Ultralight Airplane Pitch Stability
Conventional ideas about the need for longitudinal static stability are misleading in the case of ultralight airplanes. The reason is that, instead of the normal short – and long – period, or phugoid, modes of motion, four unfamiliar first-order modes may appear. For example, the Gossamer Condor’s center of gravity is aft of the neutral point, in order to unload somewhat the canard surface. This produces a positive or unstable value for the CMa derivative. As a result, one of the four first-order modes is unstable. However, the corresponding divergence has a time constant of about 1,000 seconds, making it imperceptible to pilots.
Another way to explain the benign pitch behavior of ultralight airplanes flying at centers of gravity behind the neutral point is to consider their maneuvering stability. Maneuvering stability disappears at the maneuver point. The maneuver point of ultralight airplanes tends to be far aft of the neutral point because of high pitch and heave damping levels. For flight at centers of gravity behind the neutral point but ahead of the maneuver point, the machine would have no tendency to diverge unstably in pitch attitude at constant airspeed. Its unstable behavior would require a simultaneous loss of airspeed and nose-up pitch change in level flight, a process that is very slow.

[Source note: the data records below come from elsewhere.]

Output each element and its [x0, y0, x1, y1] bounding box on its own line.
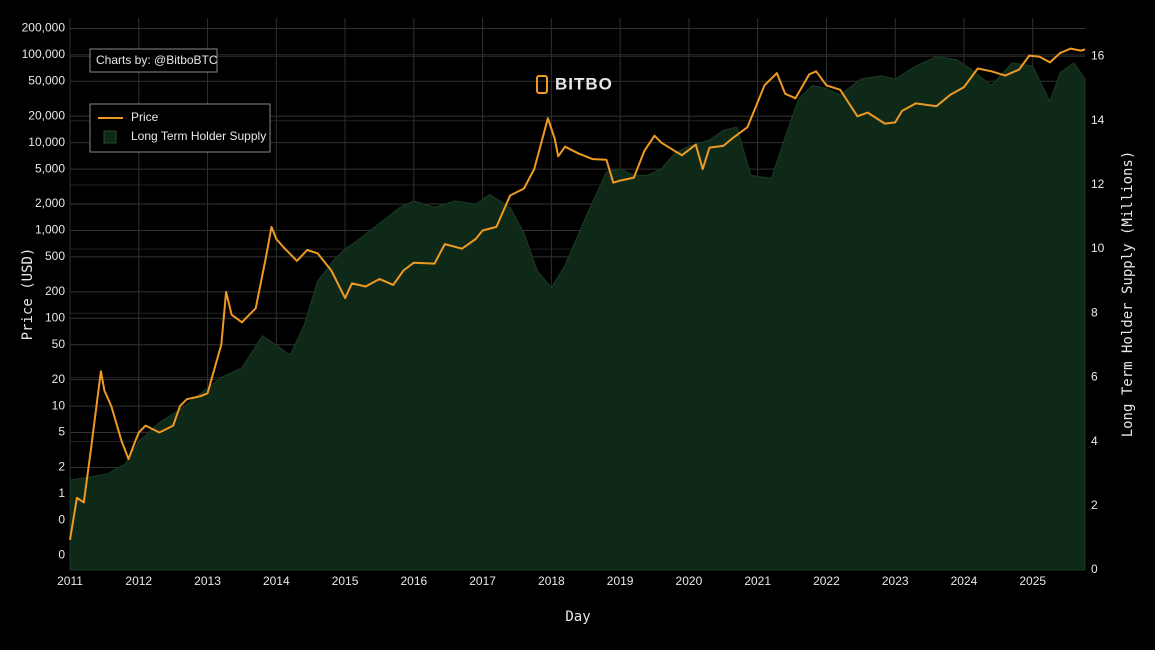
y2-tick-label: 6: [1091, 370, 1098, 384]
x-tick-label: 2014: [263, 574, 290, 588]
y-tick-label: 0: [58, 513, 65, 527]
x-tick-label: 2022: [813, 574, 840, 588]
plot-area: [69, 18, 1086, 571]
x-tick-label: 2021: [744, 574, 771, 588]
y2-tick-label: 8: [1091, 305, 1098, 319]
y2-axis-title: Long Term Holder Supply (Millions): [1120, 151, 1136, 438]
y-tick-label: 5,000: [35, 161, 65, 175]
x-tick-label: 2013: [194, 574, 221, 588]
y2-tick-label: 10: [1091, 241, 1105, 255]
legend: Price Long Term Holder Supply: [89, 103, 271, 153]
x-tick-label: 2011: [57, 574, 83, 588]
y-tick-label: 1,000: [35, 223, 65, 237]
y-axis-title: Price (USD): [20, 248, 36, 341]
line: [69, 47, 1086, 540]
brand-logo: BITBO: [536, 74, 613, 94]
legend-box: [89, 103, 271, 153]
x-tick-label: 2023: [882, 574, 909, 588]
x-tick-label: 2024: [951, 574, 978, 588]
legend-label: Long Term Holder Supply: [131, 129, 266, 143]
x-tick-label: 2019: [607, 574, 634, 588]
legend-swatch: [103, 130, 117, 144]
y-tick-label: 10,000: [28, 135, 65, 149]
brand-name: BITBO: [555, 74, 613, 93]
y-tick-label: 10: [52, 398, 66, 412]
y-tick-label: 2: [58, 460, 65, 474]
y2-tick-label: 16: [1091, 49, 1105, 63]
y-tick-label: 0: [58, 547, 65, 561]
x-tick-label: 2017: [469, 574, 496, 588]
y-tick-label: 2,000: [35, 196, 65, 210]
y-tick-label: 1: [58, 486, 65, 500]
y-tick-label: 100,000: [22, 47, 66, 61]
y2-tick-label: 4: [1091, 434, 1098, 448]
x-tick-label: 2020: [676, 574, 703, 588]
y-tick-label: 50,000: [28, 73, 65, 87]
y2-tick-label: 14: [1091, 113, 1105, 127]
y-tick-label: 50: [52, 337, 66, 351]
x-tick-label: 2012: [125, 574, 152, 588]
y2-tick-label: 2: [1091, 498, 1098, 512]
y-tick-label: 20: [52, 372, 66, 386]
x-tick-label: 2018: [538, 574, 565, 588]
legend-label: Price: [131, 110, 159, 124]
x-tick-label: 2016: [400, 574, 427, 588]
x-tick-label: 2025: [1019, 574, 1046, 588]
y-tick-label: 100: [45, 310, 65, 324]
y-tick-label: 200: [45, 284, 65, 298]
logo-icon: [536, 75, 548, 94]
x-axis-title: Day: [565, 609, 590, 625]
y-tick-label: 5: [58, 425, 65, 439]
y2-tick-label: 12: [1091, 177, 1105, 191]
credit-box: [89, 48, 218, 73]
x-tick-label: 2015: [332, 574, 359, 588]
y-tick-label: 20,000: [28, 108, 65, 122]
area: [69, 55, 1086, 571]
credit: Charts by: @BitboBTC: [96, 53, 218, 67]
y2-tick-label: 0: [1091, 562, 1098, 576]
y-tick-label: 200,000: [22, 21, 66, 35]
y-tick-label: 500: [45, 249, 65, 263]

To illustrate the concept of the maneuver point or maneuvering stability, consider an airplane with an unstable gradient in pitching moment with angle of attack, and suppose it to be disturbed nose-up with respect to its flight path. The unstable pitching moment gradient would tend to increase the size of the disturbance, but at the same time the increase of angle of attack would cause the flight path to curve upward if the speed is constant. The upward curvature of the flight path implies an angular velocity in pitch, which is resisted by the aerodynamic damping in pitch.
In the case of the Gossamer aircraft, the stabilizing effect of the pitch damping due to flight path curvature overwhelms the destabilizing gradient of pitching moment with angle of attack. The neutral point is 5 percent ahead of the center of gravity, but the maneuver point is four chord lengths behind the center of gravity, due to the large path curvature for a given angle of attack.